Boyz will be boyz, in other words.

But what if there's more to it than that? In fact, what if there's more to Roberts/Ross's correctional industry background than first meets the eye? What if way back in 1991, there was a secret meeting that changed rap music and destroyed a generation?! You can read the full text of an anonymous email that rap journalists and bloggers received in 2012 here.

In fact, I kind of have to insist you go read it. Go ahead, I'll still be waiting here when you're done.
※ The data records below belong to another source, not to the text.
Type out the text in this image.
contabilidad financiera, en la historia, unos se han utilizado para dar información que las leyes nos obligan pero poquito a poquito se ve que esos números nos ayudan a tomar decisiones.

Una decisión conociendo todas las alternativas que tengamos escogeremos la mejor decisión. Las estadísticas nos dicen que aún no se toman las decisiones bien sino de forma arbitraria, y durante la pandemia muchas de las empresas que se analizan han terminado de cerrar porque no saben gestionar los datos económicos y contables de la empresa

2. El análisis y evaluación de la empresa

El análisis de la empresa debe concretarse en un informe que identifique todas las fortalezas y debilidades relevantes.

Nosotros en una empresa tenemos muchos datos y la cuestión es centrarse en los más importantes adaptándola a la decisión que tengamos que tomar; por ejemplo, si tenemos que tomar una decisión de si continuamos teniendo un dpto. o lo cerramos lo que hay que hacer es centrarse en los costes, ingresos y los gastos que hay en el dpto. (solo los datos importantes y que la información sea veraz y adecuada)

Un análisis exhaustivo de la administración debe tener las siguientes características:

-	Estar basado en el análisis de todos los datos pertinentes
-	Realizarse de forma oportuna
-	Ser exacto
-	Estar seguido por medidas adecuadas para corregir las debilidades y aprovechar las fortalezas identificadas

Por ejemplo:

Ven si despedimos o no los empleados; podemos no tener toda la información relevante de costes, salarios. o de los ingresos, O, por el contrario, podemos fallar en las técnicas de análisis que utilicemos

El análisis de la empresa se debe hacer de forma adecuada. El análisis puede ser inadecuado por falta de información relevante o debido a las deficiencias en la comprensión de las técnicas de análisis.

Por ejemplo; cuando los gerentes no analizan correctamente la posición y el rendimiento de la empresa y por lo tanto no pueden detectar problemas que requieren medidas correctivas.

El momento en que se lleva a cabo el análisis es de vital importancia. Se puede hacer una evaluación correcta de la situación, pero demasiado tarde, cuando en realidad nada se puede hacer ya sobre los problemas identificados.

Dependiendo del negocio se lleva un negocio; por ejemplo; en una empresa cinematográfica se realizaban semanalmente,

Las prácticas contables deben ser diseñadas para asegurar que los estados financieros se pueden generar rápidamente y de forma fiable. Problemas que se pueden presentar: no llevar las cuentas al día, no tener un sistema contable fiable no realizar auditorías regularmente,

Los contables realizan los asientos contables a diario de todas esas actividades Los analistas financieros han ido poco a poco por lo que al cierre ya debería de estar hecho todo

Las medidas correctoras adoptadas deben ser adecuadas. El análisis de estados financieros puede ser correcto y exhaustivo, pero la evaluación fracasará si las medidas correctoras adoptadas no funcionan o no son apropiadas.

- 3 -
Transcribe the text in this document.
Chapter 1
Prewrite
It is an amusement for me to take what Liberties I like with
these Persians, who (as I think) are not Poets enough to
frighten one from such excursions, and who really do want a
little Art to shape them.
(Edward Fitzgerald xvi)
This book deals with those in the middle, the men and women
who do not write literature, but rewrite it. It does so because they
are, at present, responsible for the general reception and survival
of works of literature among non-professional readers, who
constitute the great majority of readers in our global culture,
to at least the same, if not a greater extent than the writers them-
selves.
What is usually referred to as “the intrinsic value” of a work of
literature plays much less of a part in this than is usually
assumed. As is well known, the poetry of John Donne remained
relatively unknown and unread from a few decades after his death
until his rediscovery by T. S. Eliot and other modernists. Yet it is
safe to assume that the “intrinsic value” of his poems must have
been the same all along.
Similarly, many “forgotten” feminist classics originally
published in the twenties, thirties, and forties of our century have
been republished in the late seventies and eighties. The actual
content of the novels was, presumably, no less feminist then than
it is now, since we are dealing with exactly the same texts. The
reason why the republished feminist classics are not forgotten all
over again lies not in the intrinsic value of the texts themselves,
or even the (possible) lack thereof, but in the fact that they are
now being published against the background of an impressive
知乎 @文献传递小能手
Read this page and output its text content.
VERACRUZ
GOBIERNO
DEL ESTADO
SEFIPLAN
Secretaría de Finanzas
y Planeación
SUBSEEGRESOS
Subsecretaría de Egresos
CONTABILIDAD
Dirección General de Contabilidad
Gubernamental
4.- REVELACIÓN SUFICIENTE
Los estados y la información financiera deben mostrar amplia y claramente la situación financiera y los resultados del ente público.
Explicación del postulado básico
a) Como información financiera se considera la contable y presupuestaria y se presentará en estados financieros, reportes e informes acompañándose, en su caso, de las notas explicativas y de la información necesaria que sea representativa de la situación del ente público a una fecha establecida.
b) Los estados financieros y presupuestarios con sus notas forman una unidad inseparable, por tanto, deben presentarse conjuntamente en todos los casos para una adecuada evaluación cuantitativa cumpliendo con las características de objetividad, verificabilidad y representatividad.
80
Finished? Okay, let's proceed.

So... what does the real "Freeway" Rick Ross think about all this? He definitely believes something unsaid is at work...
...something far more grave and conspiratorial than taking a name and a rep.
“The police union gets a lot of laws passed in this country so they can build up the union. It's a strength in numbers gang. The more people that commit crime, the more police officers they get to hire and the bigger the union gets.[Roberts] would be the first one that you start to look at because he was part of the union. This goes to the heights of the music industry.”
It's impossible to validate an entirely anonymous tip-off such as this, just as it's impossible to disprove it. Still, people have been joining the dots and tracing cross-shareholdings ever since. Some have noted that BlackRock owns stakes in both Vivendi (the parent of Universal Music Group) and Corrections Corporation of America. That may be true but the $4trillion asset management giant also holds interests in Wal-Mart, Chevron and owns 5% of nearly half of all companies traded on America's various stock exchanges.
“I look at what makes sense,” says Freeway. “If something doesn't make sense to me then I question what’s really going on. When you look at the justice system here in America, is it working? We got 2.2 million people in prison. After you think about it you see that it's absolutely working the way the people who put it in place wanted it to work. They wanted to lock people up. They don't want it where people are not going to jail because then they make less money.”
Prison is big business in the US. America has the highest rate of incarceration in the world, with roughly one in every 107 adults imprisoned. The nation accounts for 5% of the world’s population, and yet 25% of its prisoners.
And maybe that should be our biggest take-away from this story after all... the fact that we're living in a vast gulag system, and most of us hardly ever notice.